She went down to the horse to check on it and curry it and in her head there was a strange wistfulness that she did not have a horse of her own and had not ridden for years
.

It was a beautiful day, but cold, one of those false starts of spring
.

They were looking after the horse for a friend who was having a rough time and going through a divorce and had nowhere to paddock the horse and the horse had just arrived and had hardly made a dent in grazing the field
.

The horse was a placid horse but horses are great, instinctive animals and the mare seemed to have sensed the disquiet in her owner and was recently uncharacteristic
.

It was towards sundown but there was an hour of light left, especially on such a clear day, and when she got into the field the horse was watering at the pond
.

Most horses locally were cobs, but this was a hunter and was higher and more gymnastic
.

She walked to the horse, calling it, and began to pat its flank and the horse shook the water from its head and walked up from the pond with her
.

Beyond the pond, over the trees, the rooks were circling into a ministry and she watched them as they called and circled and she curried the horse. The horse seemed annoyed and took a few steps away and she followed it but stopped and looked for a while at the farm a few hundred yards off and thought of what was inside her. She felt a great feeling of wealth and happiness go richly and simply through her. And then the horse kicked her
.

That was her. She had no thought, and was just dimly aware of the world shutting off before her
.

Her brain was dead by the time he got to her and really it was just her body systematically following that he watched
.

He carried her the four hundred yards to the house but then turned and laid her down in the barn. He thought she would be furious if he brought her bleeding into the house
.

When the doctor came, her head was hemorrhaged into aubergine. The hoof had struck her with the force of a bowling ball traveling at eighty miles per hour and the right side of her cranium was crushed. An x-ray would have looked like broken plasterboard
.

The old doctor persuaded him to come in to the house and they waited for the ambulance to come and take her body. He had known them both since they were children and had no small amount of grief and anger at this and they sat with a hopeless passivity at the thing which had happened
.

The old doctor was at his desk when he received the coroner's report a few days after.
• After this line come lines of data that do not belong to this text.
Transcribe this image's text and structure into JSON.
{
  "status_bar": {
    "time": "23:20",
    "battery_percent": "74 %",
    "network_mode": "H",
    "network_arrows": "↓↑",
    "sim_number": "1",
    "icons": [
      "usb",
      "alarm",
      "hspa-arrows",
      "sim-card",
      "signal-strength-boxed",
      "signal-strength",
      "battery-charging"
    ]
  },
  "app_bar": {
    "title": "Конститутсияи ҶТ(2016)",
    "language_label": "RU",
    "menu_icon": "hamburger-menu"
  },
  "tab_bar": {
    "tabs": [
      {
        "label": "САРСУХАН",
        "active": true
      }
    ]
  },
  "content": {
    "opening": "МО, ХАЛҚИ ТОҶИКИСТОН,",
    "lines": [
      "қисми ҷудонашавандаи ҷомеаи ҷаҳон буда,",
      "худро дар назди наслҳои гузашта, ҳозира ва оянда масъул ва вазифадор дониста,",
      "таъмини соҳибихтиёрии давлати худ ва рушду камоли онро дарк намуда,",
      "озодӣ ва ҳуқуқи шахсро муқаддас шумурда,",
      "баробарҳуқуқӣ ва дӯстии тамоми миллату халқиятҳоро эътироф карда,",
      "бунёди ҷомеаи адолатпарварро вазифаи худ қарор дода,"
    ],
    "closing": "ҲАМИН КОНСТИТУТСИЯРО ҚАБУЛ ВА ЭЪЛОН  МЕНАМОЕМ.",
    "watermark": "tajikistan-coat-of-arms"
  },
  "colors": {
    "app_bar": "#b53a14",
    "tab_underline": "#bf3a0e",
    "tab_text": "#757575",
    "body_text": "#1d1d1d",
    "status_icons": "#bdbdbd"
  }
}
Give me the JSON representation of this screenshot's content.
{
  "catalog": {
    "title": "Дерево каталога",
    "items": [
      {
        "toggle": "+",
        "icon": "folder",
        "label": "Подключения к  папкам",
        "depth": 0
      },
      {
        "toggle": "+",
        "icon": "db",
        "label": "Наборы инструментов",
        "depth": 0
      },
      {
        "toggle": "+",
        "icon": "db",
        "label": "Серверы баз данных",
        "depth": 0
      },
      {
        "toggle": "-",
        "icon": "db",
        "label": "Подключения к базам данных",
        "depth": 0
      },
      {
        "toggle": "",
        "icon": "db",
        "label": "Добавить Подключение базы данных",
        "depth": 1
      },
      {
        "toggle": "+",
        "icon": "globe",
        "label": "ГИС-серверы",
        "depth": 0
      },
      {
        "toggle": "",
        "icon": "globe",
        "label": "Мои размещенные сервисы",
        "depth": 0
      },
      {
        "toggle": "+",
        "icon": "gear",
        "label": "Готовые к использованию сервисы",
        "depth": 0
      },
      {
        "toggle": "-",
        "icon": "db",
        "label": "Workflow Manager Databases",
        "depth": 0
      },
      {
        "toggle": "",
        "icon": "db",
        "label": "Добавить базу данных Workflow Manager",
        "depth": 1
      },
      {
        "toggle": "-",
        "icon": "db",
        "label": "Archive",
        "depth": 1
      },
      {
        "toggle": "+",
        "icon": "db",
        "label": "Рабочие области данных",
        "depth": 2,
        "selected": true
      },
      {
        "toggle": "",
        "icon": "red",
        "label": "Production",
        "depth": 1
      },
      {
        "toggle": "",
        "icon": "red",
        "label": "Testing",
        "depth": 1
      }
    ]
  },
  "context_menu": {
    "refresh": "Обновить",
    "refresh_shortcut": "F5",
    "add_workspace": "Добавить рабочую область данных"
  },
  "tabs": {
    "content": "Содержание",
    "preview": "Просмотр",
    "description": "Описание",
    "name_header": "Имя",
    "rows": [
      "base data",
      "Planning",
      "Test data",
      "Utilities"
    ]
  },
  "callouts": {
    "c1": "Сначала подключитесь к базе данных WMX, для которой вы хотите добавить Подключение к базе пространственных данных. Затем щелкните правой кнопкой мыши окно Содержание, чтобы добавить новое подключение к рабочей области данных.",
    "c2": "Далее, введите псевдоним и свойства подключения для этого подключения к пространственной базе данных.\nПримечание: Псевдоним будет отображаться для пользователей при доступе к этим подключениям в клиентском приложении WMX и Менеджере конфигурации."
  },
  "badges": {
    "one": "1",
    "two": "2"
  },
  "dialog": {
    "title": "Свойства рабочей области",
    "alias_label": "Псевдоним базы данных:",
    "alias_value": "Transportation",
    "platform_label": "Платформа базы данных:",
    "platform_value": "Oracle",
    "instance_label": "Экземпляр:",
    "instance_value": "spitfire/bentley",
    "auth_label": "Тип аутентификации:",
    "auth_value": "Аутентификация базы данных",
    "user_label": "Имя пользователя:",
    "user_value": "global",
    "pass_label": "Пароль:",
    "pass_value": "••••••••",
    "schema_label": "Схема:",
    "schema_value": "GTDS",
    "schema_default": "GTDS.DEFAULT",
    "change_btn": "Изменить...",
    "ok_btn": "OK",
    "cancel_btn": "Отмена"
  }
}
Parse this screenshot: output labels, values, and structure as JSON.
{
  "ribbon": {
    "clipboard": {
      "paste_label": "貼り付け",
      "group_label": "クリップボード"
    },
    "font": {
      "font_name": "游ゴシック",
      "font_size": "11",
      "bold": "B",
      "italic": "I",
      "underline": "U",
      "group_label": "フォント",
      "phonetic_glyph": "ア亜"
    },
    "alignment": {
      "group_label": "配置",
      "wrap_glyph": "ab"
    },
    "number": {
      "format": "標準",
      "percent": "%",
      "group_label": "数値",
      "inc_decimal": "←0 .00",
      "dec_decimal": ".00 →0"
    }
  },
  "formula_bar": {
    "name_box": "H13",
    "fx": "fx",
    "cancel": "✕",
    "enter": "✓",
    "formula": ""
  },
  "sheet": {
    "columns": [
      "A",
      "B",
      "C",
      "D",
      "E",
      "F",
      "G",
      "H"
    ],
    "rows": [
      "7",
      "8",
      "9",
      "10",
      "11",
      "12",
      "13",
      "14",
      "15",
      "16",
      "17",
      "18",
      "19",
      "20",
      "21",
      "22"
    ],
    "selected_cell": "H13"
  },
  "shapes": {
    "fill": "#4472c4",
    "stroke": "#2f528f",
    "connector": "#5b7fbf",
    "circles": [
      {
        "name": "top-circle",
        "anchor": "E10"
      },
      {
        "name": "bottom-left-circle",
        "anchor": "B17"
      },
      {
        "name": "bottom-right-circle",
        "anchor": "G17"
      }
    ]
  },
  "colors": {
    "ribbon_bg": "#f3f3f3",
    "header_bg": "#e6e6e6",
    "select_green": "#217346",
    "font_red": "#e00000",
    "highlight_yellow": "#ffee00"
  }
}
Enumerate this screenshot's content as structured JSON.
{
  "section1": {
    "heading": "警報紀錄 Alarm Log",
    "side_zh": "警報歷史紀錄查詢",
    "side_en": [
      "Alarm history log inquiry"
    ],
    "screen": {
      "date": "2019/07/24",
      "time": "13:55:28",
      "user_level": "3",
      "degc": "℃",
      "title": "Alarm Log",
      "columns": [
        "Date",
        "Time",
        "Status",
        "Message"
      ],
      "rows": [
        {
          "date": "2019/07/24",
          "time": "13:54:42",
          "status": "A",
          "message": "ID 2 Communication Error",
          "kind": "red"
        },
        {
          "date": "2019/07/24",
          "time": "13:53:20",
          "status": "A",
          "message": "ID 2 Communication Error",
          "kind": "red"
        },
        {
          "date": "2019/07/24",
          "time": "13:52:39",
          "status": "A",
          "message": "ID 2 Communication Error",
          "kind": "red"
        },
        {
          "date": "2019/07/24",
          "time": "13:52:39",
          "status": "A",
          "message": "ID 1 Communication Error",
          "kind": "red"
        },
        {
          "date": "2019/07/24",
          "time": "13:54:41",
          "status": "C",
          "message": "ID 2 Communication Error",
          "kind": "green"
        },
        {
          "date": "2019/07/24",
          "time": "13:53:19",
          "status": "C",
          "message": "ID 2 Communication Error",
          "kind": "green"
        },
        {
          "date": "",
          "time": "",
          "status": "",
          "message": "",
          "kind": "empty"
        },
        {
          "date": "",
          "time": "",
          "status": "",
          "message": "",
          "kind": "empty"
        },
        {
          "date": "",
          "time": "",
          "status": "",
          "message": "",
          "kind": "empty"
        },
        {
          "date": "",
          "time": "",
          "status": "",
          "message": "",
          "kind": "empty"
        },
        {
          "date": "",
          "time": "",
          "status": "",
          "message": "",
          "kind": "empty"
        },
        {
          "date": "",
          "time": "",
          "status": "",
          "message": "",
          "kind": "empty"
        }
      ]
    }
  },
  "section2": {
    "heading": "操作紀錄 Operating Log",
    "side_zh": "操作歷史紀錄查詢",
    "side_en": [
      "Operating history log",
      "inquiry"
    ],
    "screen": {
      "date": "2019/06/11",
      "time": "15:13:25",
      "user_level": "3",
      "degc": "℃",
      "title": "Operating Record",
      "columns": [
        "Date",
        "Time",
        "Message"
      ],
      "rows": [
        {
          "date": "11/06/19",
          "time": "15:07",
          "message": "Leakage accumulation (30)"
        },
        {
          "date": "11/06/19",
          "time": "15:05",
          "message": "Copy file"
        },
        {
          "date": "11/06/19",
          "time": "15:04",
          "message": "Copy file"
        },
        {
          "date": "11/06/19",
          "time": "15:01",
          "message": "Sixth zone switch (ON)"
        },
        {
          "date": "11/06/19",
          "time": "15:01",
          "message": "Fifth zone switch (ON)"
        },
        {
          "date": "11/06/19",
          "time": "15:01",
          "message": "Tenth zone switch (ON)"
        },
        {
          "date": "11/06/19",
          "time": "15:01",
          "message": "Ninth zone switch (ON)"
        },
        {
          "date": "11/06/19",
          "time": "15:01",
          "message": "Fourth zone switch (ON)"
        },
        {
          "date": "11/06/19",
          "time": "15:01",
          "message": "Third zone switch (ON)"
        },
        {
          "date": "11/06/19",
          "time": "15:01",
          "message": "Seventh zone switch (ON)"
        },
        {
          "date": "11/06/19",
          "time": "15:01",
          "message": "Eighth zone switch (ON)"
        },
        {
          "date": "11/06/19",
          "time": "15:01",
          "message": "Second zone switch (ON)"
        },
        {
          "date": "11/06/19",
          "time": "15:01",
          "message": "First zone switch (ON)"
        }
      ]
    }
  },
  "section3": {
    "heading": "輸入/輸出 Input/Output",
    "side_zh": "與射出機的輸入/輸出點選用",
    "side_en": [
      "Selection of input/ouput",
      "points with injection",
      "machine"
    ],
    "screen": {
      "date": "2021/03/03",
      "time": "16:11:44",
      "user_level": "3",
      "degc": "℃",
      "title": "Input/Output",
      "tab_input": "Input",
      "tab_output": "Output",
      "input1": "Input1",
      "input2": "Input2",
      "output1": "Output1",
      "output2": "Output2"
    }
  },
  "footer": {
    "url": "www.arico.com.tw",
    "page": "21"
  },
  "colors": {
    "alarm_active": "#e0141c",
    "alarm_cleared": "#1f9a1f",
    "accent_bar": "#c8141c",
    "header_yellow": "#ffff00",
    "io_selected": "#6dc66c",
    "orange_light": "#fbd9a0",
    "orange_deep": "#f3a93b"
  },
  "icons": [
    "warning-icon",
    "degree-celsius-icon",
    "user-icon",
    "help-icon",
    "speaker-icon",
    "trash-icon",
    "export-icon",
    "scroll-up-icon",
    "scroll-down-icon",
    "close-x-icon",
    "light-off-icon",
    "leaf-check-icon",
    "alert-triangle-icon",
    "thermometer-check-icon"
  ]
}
It said in empty scientific language how the hoof had fractured the skull casing and killed the brain. It also said at the bottom of the page that routine tests
revealed that she was pregnant. The doctor fought with this information over and over
.

He did not know that she had felt this change inside herself, as if she had felt this collision of genes and was sure she knew, had there with the horse that afternoon looked back at the farm and felt this impossible love for it and for her husband and the great rightness of it. He doesn't need to know it now, she had decided, not with lambing coming up. I don't need to test yet. I know. I am sure of it. But I will wait. He will get protective when he knows. Afterwards is better. And she felt girlish with the warm secret of it
.

After the funeral in the little church above the farm the doctor carried this information, fighting hard not to just expel the poisonous knowledge of it. As a man of science he had long lived with a solid reverence to the facts. That they were unemotive objects that had to be navigated, as physical as debris in the road. To view them as this was the only way he could tell someone of cancer, of a blood clot near the brain, of infertility. Facts had to out. And so he went to Daniel with this information and with a need to get it from himself
.

The doctor was in the living room with the older people and went through and found Daniel in the kitchen where most of the others were gathered. That soft magnetism of kitchens. He looked at Daniel. He saw a solidity and stubbornness in the man that worried him. There was a look something like wildness, as if he was in some long suspended moment of anger
waiting to decide on what to bring it down. All this the old doctor saw with futility
.

He doesn't need to know, he thought. He doesn't need to carry this. What good would it do?

The old doctor backed away from Daniel, and stood blankly and stared at his paper plate and squashed up the crumbs of sponge with his forefingers and swallowed them with the horrible fact back down
.

It's better that he doesn't know. Why would he need that knowledge?

chapter two

T
HERE HAD BEEN
a shattering of rain on the roof of the dog shed but it had passed quickly. It was not yet light. Through the door and out through the run the big man could see inland the darkness beginning to thin and go powdery, but the darkness still had body, a closed-ness to it with the passing rain.

The dogs messed around, tumbling over each other as he took the feed bowls. Only Messie stood still and aloof, giving just the odd snap at the other dogs if they played into her space.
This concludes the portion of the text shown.